The strange thing was that when the older guy turned and began shouting at me to shut up and mind my own business, I shouted back at him to shut up and mind his own business. Well, in a sense the wires were a business of all three of us. The point is that I’m a natural coward. An here I was, taking somebody else’s part against somebody else bullying him.
What followed was something I’d often read about but never experienced first-hand: the bully did shut up. We went on with our work; I didn’t even need to go and have a fag. Sure, the scene did keep replaying in my mind, but all in all I was surprised how little it troubled me. (The silent ‘Thanks!’ from the young guy may have helped.)

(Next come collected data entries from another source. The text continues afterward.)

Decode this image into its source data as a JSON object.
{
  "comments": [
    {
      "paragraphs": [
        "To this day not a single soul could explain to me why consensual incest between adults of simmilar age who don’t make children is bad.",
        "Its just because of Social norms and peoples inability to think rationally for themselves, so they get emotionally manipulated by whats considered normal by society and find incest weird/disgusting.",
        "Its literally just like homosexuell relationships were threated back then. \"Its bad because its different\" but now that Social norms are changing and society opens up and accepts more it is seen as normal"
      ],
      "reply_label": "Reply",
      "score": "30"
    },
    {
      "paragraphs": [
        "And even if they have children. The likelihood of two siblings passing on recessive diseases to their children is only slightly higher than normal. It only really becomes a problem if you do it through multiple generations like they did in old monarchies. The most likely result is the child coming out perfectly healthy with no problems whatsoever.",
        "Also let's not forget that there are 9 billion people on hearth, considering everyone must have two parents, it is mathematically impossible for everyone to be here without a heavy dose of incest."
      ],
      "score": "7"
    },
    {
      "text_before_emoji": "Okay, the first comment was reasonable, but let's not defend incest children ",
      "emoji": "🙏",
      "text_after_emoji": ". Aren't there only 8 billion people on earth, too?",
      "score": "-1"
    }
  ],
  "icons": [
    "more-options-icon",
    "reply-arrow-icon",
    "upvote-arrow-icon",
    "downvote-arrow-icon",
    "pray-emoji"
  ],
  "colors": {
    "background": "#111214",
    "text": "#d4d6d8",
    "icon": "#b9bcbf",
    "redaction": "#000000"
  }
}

I later pondered about it and decided that however out of character I acted, I did the right thing, come what may*. As in ’89, when I joined the Strike, convinced that its potential success would make life worse for me but better for my friends . . . Maybe that’s what helped me do it. Like back then, I don’t see before me any future worth worrying about, so I can afford this kind desperate courage . . .
* What came was that one workmate stopped talking to me while another sort of began giving me preferential treatment. And incidentally, another odd aspect of the case is that the ‘attacker’ is much closer to me in age (41) and a gay (not that I’m known there to be one), while the young (28) one is not only straight but also, as far as I’m concerned, altogether unsightly.